Trump’s lawsuit, as well as another suit filed by the Republican National Committee and Republican Party of California, alleges that this law is a means of disenfranchising Trump supporters. The suit also claims that the law violates the First Amendment, as it is being used to “retaliate against an individual for his or her political associations or speech.”
“The Democratic Party is on a crusade to obtain the President’s federal tax returns in the hopes of finding something they can use to harm him politically,” reads the suit. “In their rush to join this crusade, California Democrats have run afoul of these restrictions on State power over federal elections.”
In a public response to Trump’s suit, Newson tweeted: “There’s an easy fix Mr. President — release your tax returns as you promised during the campaign and follow the precedent of every president since 1973.”
There’s an easy fix Mr. President — release your tax returns as you promised during the campaign and follow the precedent of every president since 1973. https://t.co/XodBK9ScqB
— Gavin Newsom (@GavinNewsom) August 6, 2019
As for the constitutionality of the law itself, University of California, Irvine law professor Rick Hasen isn’t so sure.
“It is unclear whether state legislative power contained in Article II of the (US) Constitution gives California the power to take this step,” he told CNN. “If such a law is upheld as constitutional, we might see a race to the bottom whereby other states enact ballot access requirements, such as a requirement for candidates to produce a birth certificate, which could affect which candidates can run in which states.”
This quote is in line with Trump’s suit, which claims that the “the Supreme Court has indicated that restrictions on the right to run for public office must be carefully examined.”

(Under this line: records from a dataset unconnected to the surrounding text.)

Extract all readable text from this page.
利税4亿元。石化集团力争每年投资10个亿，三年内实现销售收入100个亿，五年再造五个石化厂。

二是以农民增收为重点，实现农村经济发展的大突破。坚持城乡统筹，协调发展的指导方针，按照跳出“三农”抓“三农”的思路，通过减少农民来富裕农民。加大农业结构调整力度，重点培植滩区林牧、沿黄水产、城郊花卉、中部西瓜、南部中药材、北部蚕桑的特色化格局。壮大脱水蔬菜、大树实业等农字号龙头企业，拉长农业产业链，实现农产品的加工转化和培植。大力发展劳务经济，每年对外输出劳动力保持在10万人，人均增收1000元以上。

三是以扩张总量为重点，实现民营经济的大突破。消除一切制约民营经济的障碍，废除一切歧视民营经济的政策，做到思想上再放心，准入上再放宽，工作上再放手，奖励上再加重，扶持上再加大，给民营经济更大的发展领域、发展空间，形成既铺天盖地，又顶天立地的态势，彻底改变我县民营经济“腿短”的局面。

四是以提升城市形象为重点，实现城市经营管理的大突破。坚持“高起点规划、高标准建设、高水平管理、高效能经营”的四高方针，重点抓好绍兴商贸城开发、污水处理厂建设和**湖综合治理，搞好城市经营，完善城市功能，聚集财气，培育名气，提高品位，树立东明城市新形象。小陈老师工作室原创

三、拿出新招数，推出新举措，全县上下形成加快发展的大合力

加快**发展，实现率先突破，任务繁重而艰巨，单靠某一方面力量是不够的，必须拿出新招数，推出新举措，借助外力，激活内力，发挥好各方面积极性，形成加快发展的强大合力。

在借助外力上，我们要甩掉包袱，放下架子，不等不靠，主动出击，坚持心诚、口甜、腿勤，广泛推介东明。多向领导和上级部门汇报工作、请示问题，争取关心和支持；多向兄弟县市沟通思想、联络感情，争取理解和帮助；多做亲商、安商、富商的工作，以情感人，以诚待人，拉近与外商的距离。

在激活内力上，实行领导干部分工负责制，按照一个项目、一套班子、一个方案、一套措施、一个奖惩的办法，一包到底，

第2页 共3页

Indeed, Hasen’s point feels like an important warning regarding the dangerous precedent set by allowing states to create their own ballot requirements.
Aside from the First Amendment arguments, the suit also argues that the Ethics in Government Act supersedes this new law and therefore renders it moot. There is no federal law that currently requires presidential candidates to disclose their tax information to appear on a ballot.
The Justice Department may reportedly take a position on whether Democrats can subpoena Trump’s tax returns from when he was a private citizen.
The lawsuit was filed in federal court in the Eastern District of California.